# Financial Data Ingestion to Delta Lake

This notebook downloads financial data from Yahoo Finance and ingests it into our Delta Lake bronze layer. 
The process includes:
1. Downloading historical price data for selected stock symbols
2. Transforming and validating the data
3. Writing to Delta Lake with proper optimization

## Environment Setup

In [None]:
# Import required libraries
import sys
import os
from datetime import datetime, timedelta

# Add the project root to Python path to import our agent
project_root = os.path.abspath(os.path.join(os.path.dirname("__file__"), '..'))
sys.path.append(project_root)

from src.agents.ingest_agent import DataIngestionAgent, DataIngestionError

# Initialize the data ingestion agent
agent = DataIngestionAgent()

## Configure Target Symbols and Date Range

Define the list of stock symbols to download and the time period for historical data. The schema and error handling are already configured in the DataIngestionAgent class.

In [None]:
# Define schema for financial data
schema = StructType([
    StructField("ticker", StringType(), False),
    StructField("date", DateType(), False),
    StructField("open", DoubleType(), True),
    StructField("high", DoubleType(), True),
    StructField("low", DoubleType(), True),
    StructField("close", DoubleType(), True),
    StructField("adj_close", DoubleType(), True),
    StructField("volume", LongType(), True),
    StructField("ingestion_timestamp", DateType(), False)
])

# Error handling class
class DataIngestionError(Exception):
    """Custom exception for data ingestion errors."""
    pass

# Initialize ingestion stats dictionary
ingestion_stats = {
    "successful_tickers": [],
    "failed_tickers": [],
    "total_rows": 0,
    "start_time": None,
    "end_time": None
}

## Define Target Symbols and Date Range

Specify the list of stock symbols to download and the time period for historical data.

In [None]:
# Define target stock symbols
tickers = ['AAPL', 'MSFT', 'GOOGL', 'AMZN', 'META']

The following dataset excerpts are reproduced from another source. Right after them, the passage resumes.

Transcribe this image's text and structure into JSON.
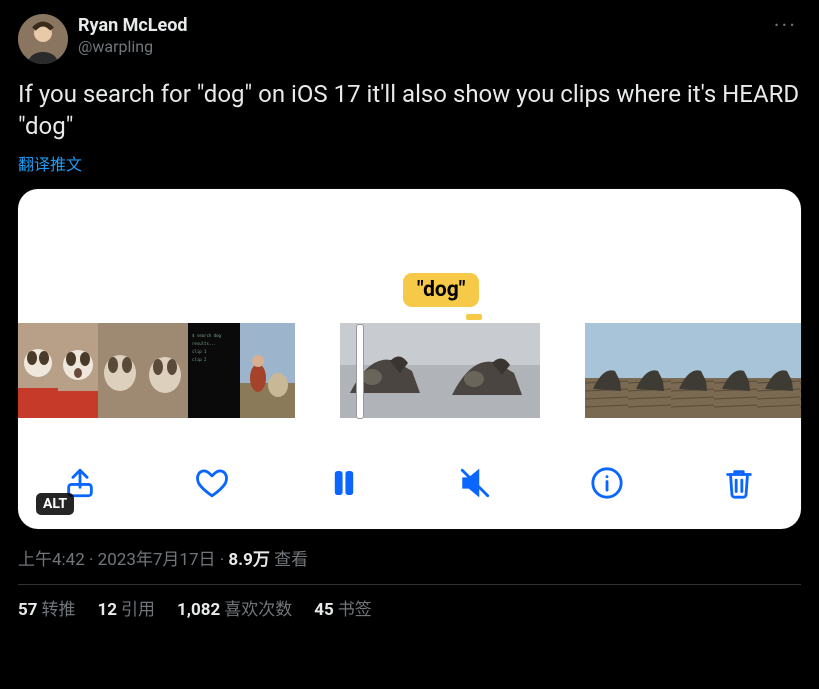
{
  "author": {
    "display_name": "Ryan McLeod",
    "handle": "@warpling"
  },
  "more_glyph": "···",
  "body": "If you search for \"dog\" on iOS 17 it'll also show you clips where it's HEARD \"dog\"",
  "translate_label": "翻译推文",
  "media": {
    "tooltip": "\"dog\"",
    "alt_label": "ALT",
    "controls": {
      "share": "share-icon",
      "like": "heart-icon",
      "pause": "pause-icon",
      "mute": "speaker-muted-icon",
      "info": "info-icon",
      "delete": "trash-icon"
    }
  },
  "meta": {
    "time": "上午4:42",
    "dot1": " · ",
    "date": "2023年7月17日",
    "dot2": " · ",
    "views_value": "8.9万",
    "views_label": " 查看"
  },
  "stats": {
    "retweets_n": "57",
    "retweets_l": "转推",
    "quotes_n": "12",
    "quotes_l": "引用",
    "likes_n": "1,082",
    "likes_l": "喜欢次数",
    "bookmarks_n": "45",
    "bookmarks_l": "书签"
  }
}
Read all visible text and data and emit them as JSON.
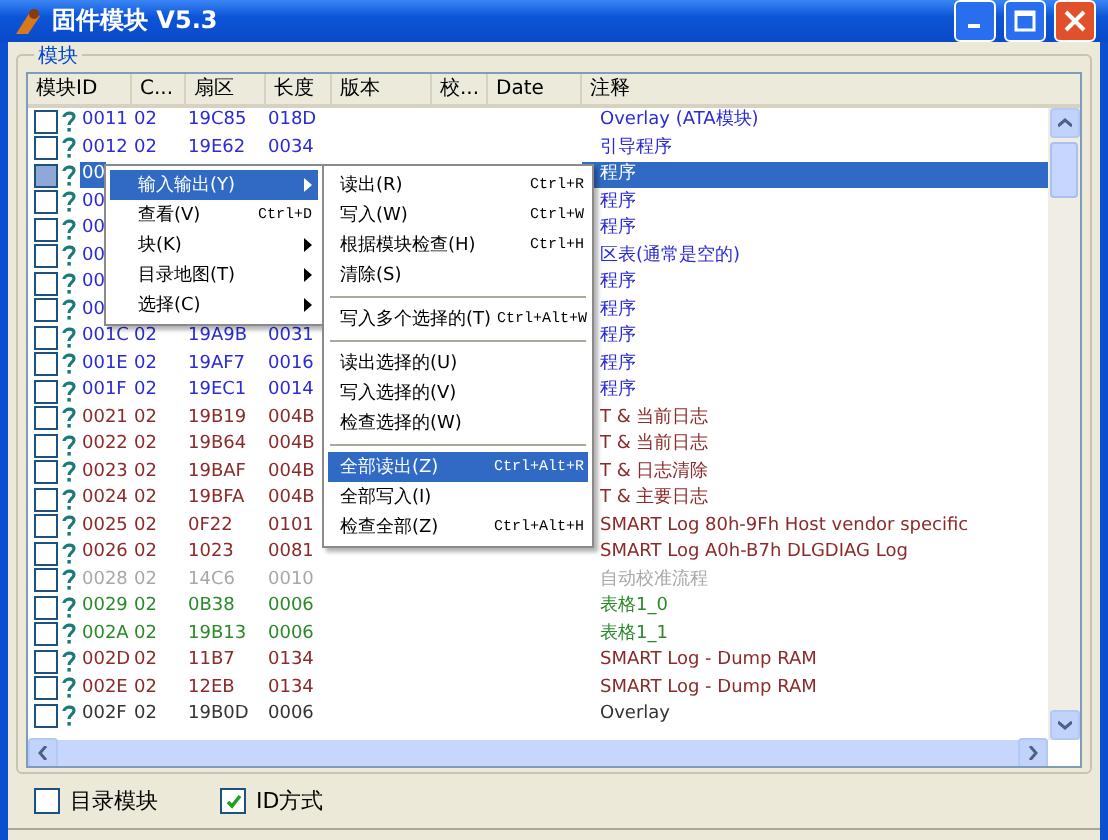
{
  "window": {
    "title": "固件模块 V5.3"
  },
  "group": {
    "label": "模块"
  },
  "columns": [
    "模块ID",
    "C...",
    "扇区",
    "长度",
    "版本",
    "校...",
    "Date",
    "注释"
  ],
  "rows": [
    {
      "checked": false,
      "selected": false,
      "color": "#2b2bd6",
      "id": "0011",
      "c": "02",
      "sector": "19C85",
      "length": "018D",
      "comment": "Overlay (ATA模块)"
    },
    {
      "checked": false,
      "selected": false,
      "color": "#2b2bd6",
      "id": "0012",
      "c": "02",
      "sector": "19E62",
      "length": "0034",
      "comment": "引导程序"
    },
    {
      "checked": false,
      "selected": true,
      "id": "00",
      "comment": "程序"
    },
    {
      "checked": false,
      "selected": false,
      "color": "#2b2bd6",
      "id": "00",
      "comment": "程序"
    },
    {
      "checked": false,
      "selected": false,
      "color": "#2b2bd6",
      "id": "00",
      "comment": "程序"
    },
    {
      "checked": false,
      "selected": false,
      "color": "#2b2bd6",
      "id": "00",
      "comment": "区表(通常是空的)"
    },
    {
      "checked": false,
      "selected": false,
      "color": "#2b2bd6",
      "id": "00",
      "comment": "程序"
    },
    {
      "checked": false,
      "selected": false,
      "color": "#2b2bd6",
      "id": "00",
      "comment": "程序"
    },
    {
      "checked": false,
      "selected": false,
      "color": "#2b2bd6",
      "id": "001C",
      "c": "02",
      "sector": "19A9B",
      "length": "0031",
      "comment": "程序"
    },
    {
      "checked": false,
      "selected": false,
      "color": "#2b2bd6",
      "id": "001E",
      "c": "02",
      "sector": "19AF7",
      "length": "0016",
      "comment": "程序"
    },
    {
      "checked": false,
      "selected": false,
      "color": "#2b2bd6",
      "id": "001F",
      "c": "02",
      "sector": "19EC1",
      "length": "0014",
      "comment": "程序"
    },
    {
      "checked": false,
      "selected": false,
      "color": "#8c2a2a",
      "id": "0021",
      "c": "02",
      "sector": "19B19",
      "length": "004B",
      "comment": "T & 当前日志"
    },
    {
      "checked": false,
      "selected": false,
      "color": "#8c2a2a",
      "id": "0022",
      "c": "02",
      "sector": "19B64",
      "length": "004B",
      "comment": "T & 当前日志"
    },
    {
      "checked": false,
      "selected": false,
      "color": "#8c2a2a",
      "id": "0023",
      "c": "02",
      "sector": "19BAF",
      "length": "004B",
      "comment": "T & 日志清除"
    },
    {
      "checked": false,
      "selected": false,
      "color": "#8c2a2a",
      "id": "0024",
      "c": "02",
      "sector": "19BFA",
      "length": "004B",
      "comment": "T & 主要日志"
    },
    {
      "checked": false,
      "selected": false,
      "color": "#8c2a2a",
      "id": "0025",
      "c": "02",
      "sector": "0F22",
      "length": "0101",
      "comment": "SMART Log 80h-9Fh Host vendor specific"
    },
    {
      "checked": false,
      "selected": false,
      "color": "#8c2a2a",
      "id": "0026",
      "c": "02",
      "sector": "1023",
      "length": "0081",
      "comment": "SMART Log A0h-B7h DLGDIAG Log"
    },
    {
      "checked": false,
      "selected": false,
      "color": "#a8a8a8",
      "id": "0028",
      "c": "02",
      "sector": "14C6",
      "length": "0010",
      "comment": "自动校准流程"
    },
    {
      "checked": false,
      "selected": false,
      "color": "#2a8a2a",
      "id": "0029",
      "c": "02",
      "sector": "0B38",
      "length": "0006",
      "comment": "表格1_0"
    },
    {
      "checked": false,
      "selected": false,
      "color": "#2a8a2a",
      "id": "002A",
      "c": "02",
      "sector": "19B13",
      "length": "0006",
      "comment": "表格1_1"
    },
    {
      "checked": false,
      "selected": false,
      "color": "#8c2a2a",
      "id": "002D",
      "c": "02",
      "sector": "11B7",
      "length": "0134",
      "comment": "SMART Log - Dump RAM"
    },
    {
      "checked": false,
      "selected": false,
      "color": "#8c2a2a",
      "id": "002E",
      "c": "02",
      "sector": "12EB",
      "length": "0134",
      "comment": "SMART Log - Dump RAM"
    },
    {
      "checked": false,
      "selected": false,
      "color": "#333333",
      "id": "002F",
      "c": "02",
      "sector": "19B0D",
      "length": "0006",
      "comment": "Overlay"
    }
  ],
  "context_menu": [
    {
      "label": "输入输出(Y)",
      "has_submenu": true,
      "selected": true
    },
    {
      "label": "查看(V)",
      "shortcut": "Ctrl+D",
      "has_submenu": false,
      "selected": false
    },
    {
      "label": "块(K)",
      "has_submenu": true,
      "selected": false
    },
    {
      "label": "目录地图(T)",
      "has_submenu": true,
      "selected": false
    },
    {
      "label": "选择(C)",
      "has_submenu": true,
      "selected": false
    }
  ],
  "submenu": [
    {
      "kind": "item",
      "label": "读出(R)",
      "shortcut": "Ctrl+R",
      "selected": false
    },
    {
      "kind": "item",
      "label": "写入(W)",
      "shortcut": "Ctrl+W",
      "selected": false
    },
    {
      "kind": "item",
      "label": "根据模块检查(H)",
      "shortcut": "Ctrl+H",
      "selected": false
    },
    {
      "kind": "item",
      "label": "清除(S)",
      "selected": false
    },
    {
      "kind": "separator"
    },
    {
      "kind": "item",
      "label": "写入多个选择的(T)",
      "shortcut": "Ctrl+Alt+W",
      "selected": false
    },
    {
      "kind": "separator"
    },
    {
      "kind": "item",
      "label": "读出选择的(U)",
      "selected": false
    },
    {
      "kind": "item",
      "label": "写入选择的(V)",
      "selected": false
    },
    {
      "kind": "item",
      "label": "检查选择的(W)",
      "selected": false
    },
    {
      "kind": "separator"
    },
    {
      "kind": "item",
      "label": "全部读出(Z)",
      "shortcut": "Ctrl+Alt+R",
      "selected": true
    },
    {
      "kind": "item",
      "label": "全部写入(I)",
      "selected": false
    },
    {
      "kind": "item",
      "label": "检查全部(Z)",
      "shortcut": "Ctrl+Alt+H",
      "selected": false
    }
  ],
  "options": [
    {
      "label": "目录模块",
      "checked": false
    },
    {
      "label": "ID方式",
      "checked": true
    }
  ]
}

# Set date range (default: 1 year of data)
end_date = datetime.now()
start_date = end_date - timedelta(days=365)

print(f"Configured to download data for {len(tickers)} symbols:")
print(f"Symbols: {', '.join(tickers)}")
print(f"Date range: {start_date.date()} to {end_date.date()}")

## Download and Ingest Financial Data

Use the DataIngestionAgent to download historical price data for the selected symbols and ingest it into Delta Lake.

In [None]:
# Download price data using the agent
try:
    # Download the data
    price_data = agent.download_price_data(
        tickers=tickers,
        start_date=start_date,
        end_date=end_date
    )
    
    # Convert date column to datetime before ingestion
    price_data['date'] = pd.to_datetime(price_data['date'])
    
    # Ingest to Delta Lake
    agent.ingest_to_delta(price_data)
    
except DataIngestionError as e:
    print(f"Data ingestion failed: {str(e)}")
    raise

## Write to Delta Lake Bronze Layer

Write the transformed data to Delta Lake with proper optimization settings.

In [None]:
# Create or get the catalog
spark.sql("CREATE CATALOG IF NOT EXISTS finance_catalog")
spark.sql("USE CATALOG finance_catalog")

spark.sql("CREATE DATABASE IF NOT EXISTS bronze")
spark.sql("USE bronze")

try:
    if 'adj_close' not in combined_data.columns:
        combined_data['adj_close'] = combined_data['close']
    
    selected_columns = ['ticker', 'date', 'open', 'high', 'low', 'close', 
                       'adj_close', 'volume', 'ingestion_timestamp']
    combined_data_filtered = combined_data[selected_columns]
    
    spark_df = spark.createDataFrame(combined_data_filtered)
    
    spark_df = spark_df.select(
        spark_df.ticker.cast(StringType()),
        spark_df.date.cast(DateType()),
        spark_df.open.cast(DoubleType()),
        spark_df.high.cast(DoubleType()),
        spark_df.low.cast(DoubleType()),
        spark_df.close.cast(DoubleType()),
        spark_df.adj_close.cast(DoubleType()),
        spark_df.volume.cast(LongType()),
        spark_df.ingestion_timestamp.cast(DateType())
    )
    
    table_name = "prices"
    (spark_df.write
     .format("delta")
     .mode("append")
     .option("mergeSchema", "true")
     .option("delta.autoOptimize.optimizeWrite", "true")
     .option("delta.autoOptimize.autoCompact", "true")
     .saveAsTable(f"finance_catalog.bronze.{table_name}"))
    
    row_count = spark_df.count()
    print(f"\nSuccessfully wrote {row_count} rows to finance_catalog.bronze.{table_name}")
    
except Exception as exc:
    logger.error("Failed to write to Delta table", exc_info=True)
    raise DataIngestionError(f"Delta table write failed: {str(exc)}")

## Data Validation

Perform basic validation of the ingested data using Spark SQL queries.

In [None]:
# Read the table and create a view
spark = agent.spark
prices_df = spark.table(f"{agent.catalog}.{agent.database}.prices")
prices_df.createOrReplaceTempView("prices_view")

# Get basic statistics
print("\nBasic Statistics:")
print(f"Total records: {prices_df.count()}")
print("\nSchema:")
prices_df.printSchema()

# Check record counts by symbol
symbol_counts = spark.sql("""
    SELECT 
        ticker,
        COUNT(*) as record_count,
        MIN(date) as first_date,
        MAX(date) as last_date
    FROM prices_view
    GROUP BY ticker
    ORDER BY record_count DESC
""")

print("\nRecord counts by symbol:")
display(symbol_counts)

# Show sample of recent data
print("\nSample of recent data:")
display(spark.sql("""
    SELECT *
    FROM prices_view
    ORDER BY date DESC, ticker
    LIMIT 5
"""))